What Depakote Treats
Depakote is FDA-approved for three conditions. It treats manic episodes associated with bipolar disorder, making it one of the most commonly prescribed mood stabilizers. It’s approved for several types of epilepsy, including complex partial seizures (in adults and children age 10 and older) and absence seizures. It also prevents migraine headaches in adults, though it’s used for prevention rather than stopping a migraine already in progress.
The drug works primarily by increasing levels of a calming brain chemical called GABA and by blocking certain electrical signals in nerve cells. This dual action explains its usefulness across such different conditions: calming excessive electrical activity helps with seizures, while stabilizing nerve signaling helps regulate mood and reduce migraine frequency.
Common and Serious Side Effects
The most frequent side effects are nausea, drowsiness, dizziness, tremor, and weight gain. The enteric coating on Depakote reduces stomach problems compared to plain valproic acid, but GI symptoms can still occur, especially at higher doses.
Liver damage is one of the more serious risks, particularly in children under two and in people taking multiple seizure medications. Signs include unusual fatigue, facial swelling, loss of appetite, and vomiting. Routine blood work typically monitors liver function during the first several months of treatment.
Pancreatitis is a rarer but potentially life-threatening complication. In a systematic review of 125 reported cases, 84% of patients recovered, but 16% died from the pancreatic disease, on average seven days after diagnosis. Symptoms include sudden, severe pain in the upper abdomen along with nausea and vomiting. The condition typically appeared about 11 months after starting the medication, though it can occur at any point. Among patients who recovered and were put back on valproic acid, 84% developed pancreatitis again, which strongly suggests the drug was the direct cause.
Pregnancy Risks
All forms of valproate carry serious risks during pregnancy, and this applies equally to Depakote and Depakene since both deliver the same active drug. Children exposed to valproate before birth face a roughly 4.5-fold increased risk of intellectual disability and a 6-fold increased risk of delayed developmental milestones compared to unexposed children.
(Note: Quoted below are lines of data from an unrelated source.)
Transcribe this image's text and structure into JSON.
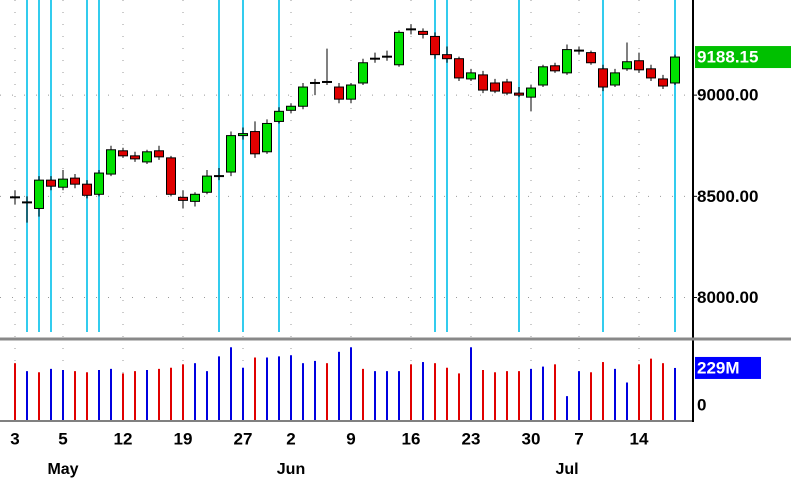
{
  "chart_data": {
    "type": "candlestick",
    "categories": [
      "3",
      null,
      null,
      null,
      "5",
      null,
      null,
      null,
      null,
      "12",
      null,
      null,
      null,
      null,
      "19",
      null,
      null,
      null,
      null,
      "27",
      null,
      null,
      null,
      "2",
      null,
      null,
      null,
      null,
      "9",
      null,
      null,
      null,
      null,
      "16",
      null,
      null,
      null,
      null,
      "23",
      null,
      null,
      null,
      null,
      "30",
      null,
      null,
      null,
      "7",
      null,
      null,
      null,
      null,
      "14",
      null,
      null,
      null
    ],
    "months": [
      null,
      null,
      null,
      null,
      "May",
      null,
      null,
      null,
      null,
      null,
      null,
      null,
      null,
      null,
      null,
      null,
      null,
      null,
      null,
      null,
      null,
      null,
      null,
      "Jun",
      null,
      null,
      null,
      null,
      null,
      null,
      null,
      null,
      null,
      null,
      null,
      null,
      null,
      null,
      null,
      null,
      null,
      null,
      null,
      null,
      null,
      null,
      "Jul",
      null,
      null,
      null,
      null,
      null,
      null,
      null,
      null,
      null
    ],
    "open": [
      8490,
      8475,
      8440,
      8580,
      8545,
      8590,
      8560,
      8510,
      8610,
      8725,
      8700,
      8670,
      8725,
      8690,
      8495,
      8475,
      8520,
      8605,
      8620,
      8800,
      8820,
      8720,
      8870,
      8925,
      8945,
      9055,
      9070,
      9040,
      8980,
      9060,
      9175,
      9185,
      9150,
      9320,
      9315,
      9290,
      9200,
      9180,
      9080,
      9100,
      9060,
      9065,
      9010,
      8990,
      9050,
      9145,
      9110,
      9215,
      9210,
      9130,
      9050,
      9130,
      9170,
      9130,
      9080,
      9060
    ],
    "high": [
      8530,
      8500,
      8600,
      8600,
      8630,
      8610,
      8580,
      8630,
      8750,
      8740,
      8720,
      8730,
      8750,
      8700,
      8530,
      8520,
      8630,
      8640,
      8820,
      8840,
      8870,
      8880,
      8940,
      8960,
      9060,
      9080,
      9230,
      9060,
      9060,
      9180,
      9210,
      9220,
      9320,
      9350,
      9330,
      9310,
      9240,
      9190,
      9130,
      9120,
      9080,
      9080,
      9040,
      9050,
      9150,
      9160,
      9250,
      9240,
      9220,
      9150,
      9130,
      9260,
      9210,
      9150,
      9100,
      9200
    ],
    "low": [
      8460,
      8370,
      8400,
      8530,
      8530,
      8540,
      8490,
      8500,
      8600,
      8690,
      8670,
      8660,
      8680,
      8500,
      8440,
      8450,
      8510,
      8580,
      8600,
      8780,
      8690,
      8710,
      8860,
      8910,
      8930,
      9000,
      9050,
      8960,
      8960,
      9050,
      9160,
      9170,
      9140,
      9300,
      9280,
      9180,
      9160,
      9070,
      9070,
      9010,
      9010,
      9000,
      8990,
      8920,
      9040,
      9110,
      9100,
      9200,
      9150,
      9020,
      9040,
      9120,
      9110,
      9070,
      9030,
      9050
    ],
    "close": [
      8495,
      8470,
      8580,
      8550,
      8585,
      8560,
      8505,
      8615,
      8730,
      8700,
      8685,
      8720,
      8695,
      8510,
      8480,
      8510,
      8600,
      8600,
      8800,
      8810,
      8710,
      8860,
      8920,
      8945,
      9040,
      9060,
      9065,
      8980,
      9050,
      9160,
      9180,
      9190,
      9310,
      9325,
      9300,
      9200,
      9180,
      9085,
      9110,
      9025,
      9020,
      9010,
      9000,
      9035,
      9140,
      9120,
      9225,
      9220,
      9160,
      9040,
      9110,
      9165,
      9125,
      9085,
      9045,
      9188.15
    ],
    "up_color": "#00e000",
    "down_color": "#e00000",
    "volume": {
      "values": [
        250,
        215,
        210,
        225,
        220,
        215,
        210,
        220,
        225,
        205,
        215,
        220,
        225,
        230,
        245,
        250,
        215,
        280,
        320,
        230,
        275,
        275,
        280,
        285,
        250,
        260,
        250,
        300,
        320,
        225,
        215,
        215,
        215,
        245,
        255,
        250,
        230,
        205,
        320,
        220,
        210,
        215,
        215,
        225,
        235,
        245,
        105,
        215,
        210,
        255,
        225,
        165,
        245,
        270,
        250,
        229
      ],
      "value_labels": [
        null,
        null,
        null,
        null,
        null,
        null,
        null,
        null,
        null,
        null,
        null,
        null,
        null,
        null,
        null,
        null,
        null,
        null,
        null,
        null,
        null,
        null,
        null,
        null,
        null,
        null,
        null,
        null,
        null,
        null,
        null,
        null,
        null,
        null,
        null,
        null,
        null,
        null,
        null,
        null,
        null,
        null,
        null,
        null,
        null,
        null,
        null,
        null,
        null,
        null,
        null,
        null,
        null,
        null,
        null,
        "229M"
      ],
      "colors": [
        "#e00000",
        "#0000e0",
        "#e00000",
        "#0000e0",
        "#0000e0",
        "#e00000",
        "#e00000",
        "#0000e0",
        "#0000e0",
        "#e00000",
        "#e00000",
        "#0000e0",
        "#e00000",
        "#e00000",
        "#e00000",
        "#0000e0",
        "#0000e0",
        "#0000e0",
        "#0000e0",
        "#0000e0",
        "#e00000",
        "#0000e0",
        "#0000e0",
        "#0000e0",
        "#0000e0",
        "#0000e0",
        "#e00000",
        "#0000e0",
        "#0000e0",
        "#e00000",
        "#0000e0",
        "#0000e0",
        "#0000e0",
        "#e00000",
        "#0000e0",
        "#e00000",
        "#e00000",
        "#e00000",
        "#0000e0",
        "#e00000",
        "#e00000",
        "#e00000",
        "#e00000",
        "#0000e0",
        "#0000e0",
        "#e00000",
        "#0000e0",
        "#0000e0",
        "#e00000",
        "#e00000",
        "#0000e0",
        "#0000e0",
        "#e00000",
        "#e00000",
        "#e00000",
        "#0000e0"
      ],
      "label_color": "#0000ff"
    },
    "last_label_color": "#00c000",
    "ylim": [
      7800,
      9470
    ],
    "yticks": [
      {
        "value": 8000,
        "label": "8000.00"
      },
      {
        "value": 8500,
        "label": "8500.00"
      },
      {
        "value": 9000,
        "label": "9000.00"
      }
    ],
    "y2lim": [
      0,
      330
    ],
    "y2ticks": [
      0
    ],
    "marker_indices": [
      1,
      2,
      3,
      6,
      7,
      17,
      19,
      22,
      35,
      36,
      42,
      49,
      55
    ],
    "marker_color": "#33ccee",
    "grid": true
  }
}
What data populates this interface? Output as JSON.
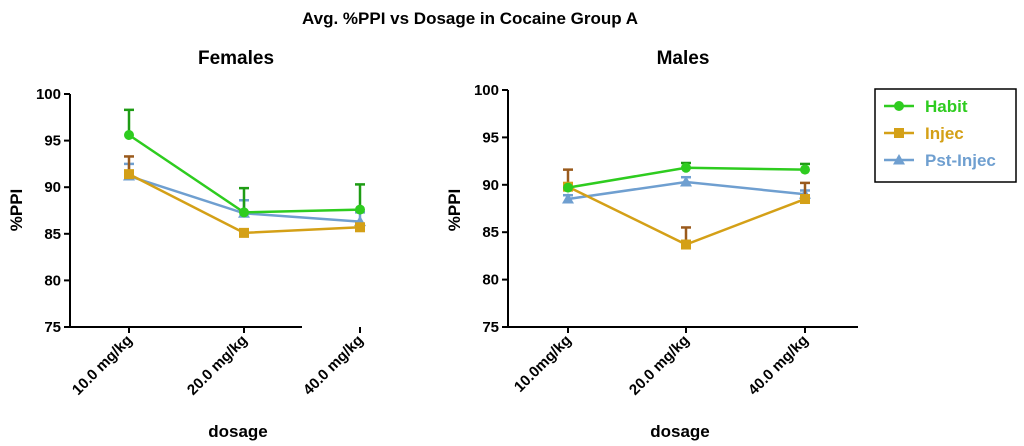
{
  "figure": {
    "title": "Avg. %PPI vs  Dosage in Cocaine Group A"
  },
  "colors": {
    "Habit": "#2ecc1f",
    "Injec": "#d4a017",
    "Pst-Injec": "#6f9fd0",
    "Injec_errorbar": "#9a5a1c",
    "Habit_errorbar": "#1e9c14"
  },
  "legend": {
    "position": "top-right",
    "items": [
      {
        "name": "Habit",
        "marker": "circle"
      },
      {
        "name": "Injec",
        "marker": "square"
      },
      {
        "name": "Pst-Injec",
        "marker": "triangle"
      }
    ]
  },
  "chart_data": [
    {
      "type": "line",
      "title": "Females",
      "xlabel": "dosage",
      "ylabel": "%PPI",
      "categories": [
        "10.0 mg/kg",
        "20.0 mg/kg",
        "40.0 mg/kg"
      ],
      "ylim": [
        75,
        100
      ],
      "yticks": [
        "75",
        "80",
        "85",
        "90",
        "95",
        "100"
      ],
      "grid": false,
      "series": [
        {
          "name": "Habit",
          "marker": "circle",
          "values": [
            95.6,
            87.3,
            87.6
          ],
          "error": [
            2.7,
            2.6,
            2.7
          ]
        },
        {
          "name": "Injec",
          "marker": "square",
          "values": [
            91.4,
            85.1,
            85.7
          ],
          "error": [
            1.9,
            0,
            0
          ]
        },
        {
          "name": "Pst-Injec",
          "marker": "triangle",
          "values": [
            91.2,
            87.2,
            86.3
          ],
          "error": [
            1.3,
            1.4,
            1.0
          ]
        }
      ]
    },
    {
      "type": "line",
      "title": "Males",
      "xlabel": "dosage",
      "ylabel": "%PPI",
      "categories": [
        "10.0mg/kg",
        "20.0 mg/kg",
        "40.0 mg/kg"
      ],
      "ylim": [
        75,
        100
      ],
      "yticks": [
        "75",
        "80",
        "85",
        "90",
        "95",
        "100"
      ],
      "grid": false,
      "series": [
        {
          "name": "Habit",
          "marker": "circle",
          "values": [
            89.7,
            91.8,
            91.6
          ],
          "error": [
            0,
            0.5,
            0.6
          ]
        },
        {
          "name": "Injec",
          "marker": "square",
          "values": [
            89.8,
            83.7,
            88.5
          ],
          "error": [
            1.8,
            1.8,
            1.7
          ]
        },
        {
          "name": "Pst-Injec",
          "marker": "triangle",
          "values": [
            88.5,
            90.3,
            89.0
          ],
          "error": [
            0.4,
            0.5,
            0.4
          ]
        }
      ]
    }
  ]
}
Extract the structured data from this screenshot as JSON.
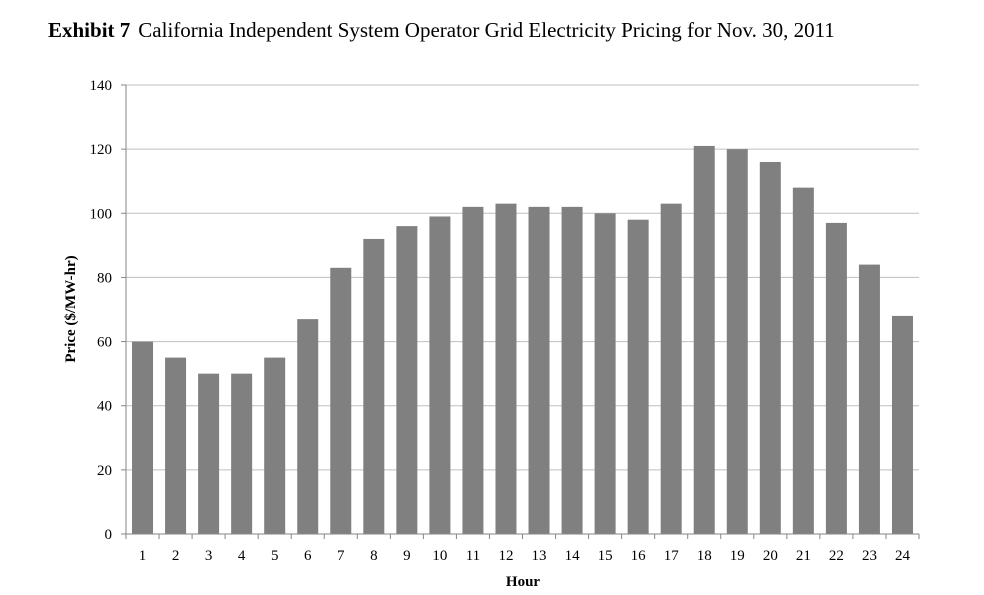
{
  "exhibit": {
    "label": "Exhibit 7",
    "title": "California Independent System Operator Grid Electricity Pricing for Nov. 30, 2011"
  },
  "chart_data": {
    "type": "bar",
    "title": "California Independent System Operator Grid Electricity Pricing for Nov. 30, 2011",
    "xlabel": "Hour",
    "ylabel": "Price ($/MW-hr)",
    "ylim": [
      0,
      140
    ],
    "yticks": [
      0,
      20,
      40,
      60,
      80,
      100,
      120,
      140
    ],
    "grid": true,
    "legend": "none",
    "categories": [
      "1",
      "2",
      "3",
      "4",
      "5",
      "6",
      "7",
      "8",
      "9",
      "10",
      "11",
      "12",
      "13",
      "14",
      "15",
      "16",
      "17",
      "18",
      "19",
      "20",
      "21",
      "22",
      "23",
      "24"
    ],
    "values": [
      60,
      55,
      50,
      50,
      55,
      67,
      83,
      92,
      96,
      99,
      102,
      103,
      102,
      102,
      100,
      98,
      103,
      121,
      120,
      116,
      108,
      97,
      84,
      68
    ],
    "bar_color": "#808080",
    "grid_color": "#bfbfbf",
    "axis_color": "#868686"
  }
}
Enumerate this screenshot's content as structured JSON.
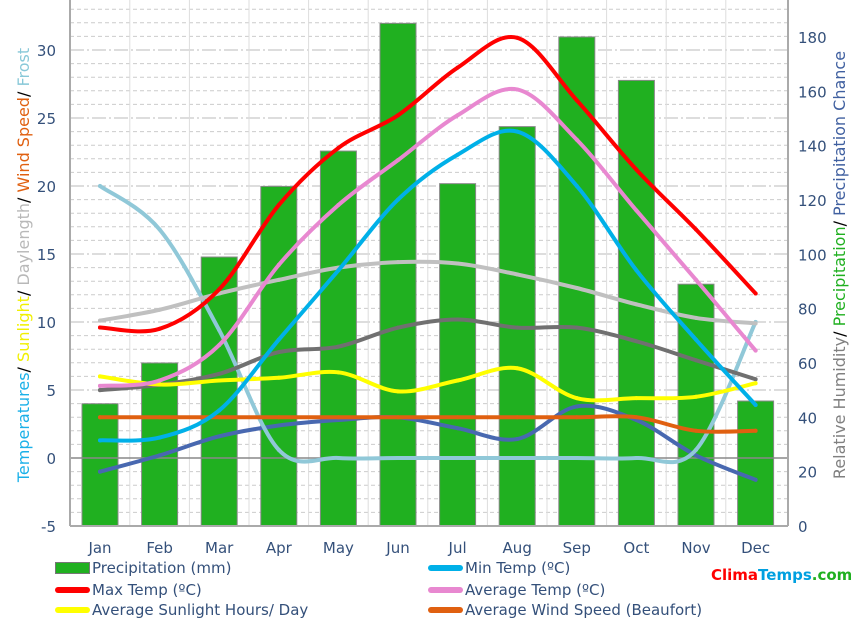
{
  "chart_data": {
    "type": "bar+line",
    "categories": [
      "Jan",
      "Feb",
      "Mar",
      "Apr",
      "May",
      "Jun",
      "Jul",
      "Aug",
      "Sep",
      "Oct",
      "Nov",
      "Dec"
    ],
    "left_axis": {
      "label_parts": [
        {
          "text": "Temperatures",
          "color": "#1ab0e8"
        },
        {
          "text": "/ ",
          "color": "#000000"
        },
        {
          "text": "Sunlight",
          "color": "#f0f000"
        },
        {
          "text": "/ ",
          "color": "#000000"
        },
        {
          "text": "Daylength",
          "color": "#b8b8b8"
        },
        {
          "text": "/ ",
          "color": "#000000"
        },
        {
          "text": "Wind Speed",
          "color": "#e06010"
        },
        {
          "text": "/ ",
          "color": "#000000"
        },
        {
          "text": "Frost",
          "color": "#88c8d8"
        }
      ],
      "ylim": [
        -5,
        35
      ],
      "ticks": [
        -5,
        0,
        5,
        10,
        15,
        20,
        25,
        30
      ]
    },
    "right_axis": {
      "label_parts": [
        {
          "text": "Relative Humidity",
          "color": "#808080"
        },
        {
          "text": "/ ",
          "color": "#000000"
        },
        {
          "text": "Precipitation",
          "color": "#20b020"
        },
        {
          "text": "/ ",
          "color": "#000000"
        },
        {
          "text": "Precipitation Chance",
          "color": "#4060a0"
        }
      ],
      "ylim": [
        0,
        180
      ],
      "ticks": [
        0,
        20,
        40,
        60,
        80,
        100,
        120,
        140,
        160,
        180
      ]
    },
    "bars": {
      "name": "Precipitation (mm)",
      "color": "#20b020",
      "axis": "right",
      "values": [
        45,
        60,
        99,
        125,
        138,
        185,
        126,
        147,
        180,
        164,
        89,
        46
      ]
    },
    "series": [
      {
        "name": "Min Temp (ºC)",
        "color": "#00b0e8",
        "axis": "left",
        "values": [
          1.3,
          1.5,
          3.5,
          8.7,
          13.8,
          19,
          22.3,
          24,
          20,
          13.8,
          8.7,
          3.9
        ],
        "legend": true
      },
      {
        "name": "Max Temp (ºC)",
        "color": "#ff0000",
        "axis": "left",
        "values": [
          9.6,
          9.5,
          12.4,
          18.6,
          22.8,
          25.2,
          28.7,
          30.9,
          26.3,
          21.2,
          16.8,
          12.1
        ],
        "legend": true
      },
      {
        "name": "Average Temp (ºC)",
        "color": "#e888d0",
        "axis": "left",
        "values": [
          5.3,
          5.7,
          8.3,
          14.2,
          18.6,
          21.9,
          25.2,
          27.1,
          23.4,
          18.2,
          13.1,
          7.9
        ],
        "legend": true
      },
      {
        "name": "Average Sunlight Hours/ Day",
        "color": "#ffff00",
        "axis": "left",
        "values": [
          6,
          5.4,
          5.7,
          5.9,
          6.3,
          4.9,
          5.7,
          6.6,
          4.4,
          4.4,
          4.5,
          5.5
        ],
        "legend": true
      },
      {
        "name": "Average Wind Speed (Beaufort)",
        "color": "#e06010",
        "axis": "left",
        "values": [
          3,
          3,
          3,
          3,
          3,
          3,
          3,
          3,
          3,
          3,
          2,
          2
        ],
        "legend": true
      },
      {
        "name": "Daylength",
        "color": "#c0c0c0",
        "axis": "left",
        "values": [
          10.1,
          10.9,
          12.1,
          13.1,
          14,
          14.4,
          14.3,
          13.5,
          12.5,
          11.3,
          10.3,
          9.9
        ],
        "legend": false
      },
      {
        "name": "Relative Humidity",
        "color": "#707070",
        "axis": "right",
        "values": [
          50,
          52,
          56,
          64,
          66,
          73,
          76,
          73,
          73,
          68,
          61,
          54
        ],
        "legend": false
      },
      {
        "name": "Frost",
        "color": "#90c8d8",
        "axis": "left",
        "values": [
          20,
          16.8,
          9.4,
          0.6,
          0,
          0,
          0,
          0,
          0,
          0,
          0.6,
          10
        ],
        "legend": false
      },
      {
        "name": "Precipitation Chance",
        "color": "#4868b0",
        "axis": "right",
        "values": [
          20,
          26,
          33,
          37,
          39,
          40,
          36,
          32,
          44,
          39,
          26,
          17
        ],
        "legend": false
      }
    ]
  },
  "brand": {
    "clima": "Clima",
    "temps": "Temps",
    ".com": ".com"
  }
}
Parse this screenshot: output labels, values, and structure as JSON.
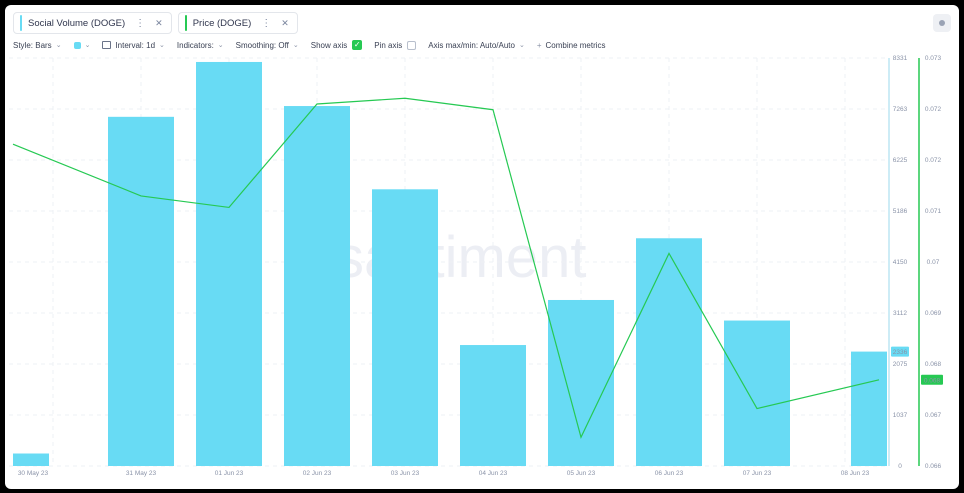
{
  "tabs": [
    {
      "label": "Social Volume (DOGE)",
      "color": "#68dbf4"
    },
    {
      "label": "Price (DOGE)",
      "color": "#26c953"
    }
  ],
  "toolbar": {
    "style": "Style: Bars",
    "interval": "Interval: 1d",
    "indicators": "Indicators:",
    "smoothing": "Smoothing: Off",
    "show_axis": "Show axis",
    "show_axis_checked": true,
    "pin_axis": "Pin axis",
    "pin_axis_checked": false,
    "axis_maxmin": "Axis max/min: Auto/Auto",
    "combine": "Combine metrics"
  },
  "watermark": "santiment",
  "chart_data": {
    "type": "bar",
    "categories": [
      "30 May 23",
      "31 May 23",
      "01 Jun 23",
      "02 Jun 23",
      "03 Jun 23",
      "04 Jun 23",
      "05 Jun 23",
      "06 Jun 23",
      "07 Jun 23",
      "08 Jun 23"
    ],
    "series": [
      {
        "name": "Social Volume (DOGE)",
        "type": "bar",
        "color": "#68dbf4",
        "values": [
          255,
          7130,
          8250,
          7350,
          5650,
          2470,
          3390,
          4650,
          2970,
          2336
        ],
        "axis": "left",
        "ylim": [
          0,
          8331
        ],
        "ticks": [
          "0",
          "1037",
          "2075",
          "3112",
          "4150",
          "5186",
          "6225",
          "7263",
          "8331"
        ],
        "last_label": "2336"
      },
      {
        "name": "Price (DOGE)",
        "type": "line",
        "color": "#26c953",
        "values": [
          0.0722,
          0.0713,
          0.0711,
          0.0729,
          0.073,
          0.0728,
          0.0671,
          0.0703,
          0.0676,
          0.0681
        ],
        "axis": "right",
        "ylim": [
          0.0666,
          0.0737
        ],
        "ticks": [
          "0.066",
          "0.067",
          "0.068",
          "0.069",
          "0.07",
          "0.071",
          "0.072",
          "0.072",
          "0.073"
        ],
        "last_label": "0.068"
      }
    ],
    "grid": true
  }
}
The risk appears to be dose-dependent. In one large study, children whose mothers took high doses (above 750 mg per day) had nearly 8 times the risk of intellectual disability. Children whose mothers took low doses (750 mg or less per day) showed no statistically significant increase in risk. These effects persisted even after researchers excluded children who were born with physical malformations, meaning the cognitive impact is independent of any visible birth defects.
Because of these risks, valproate in any form is generally considered a last resort for women of childbearing age, and pregnancy testing is typically required before starting treatment.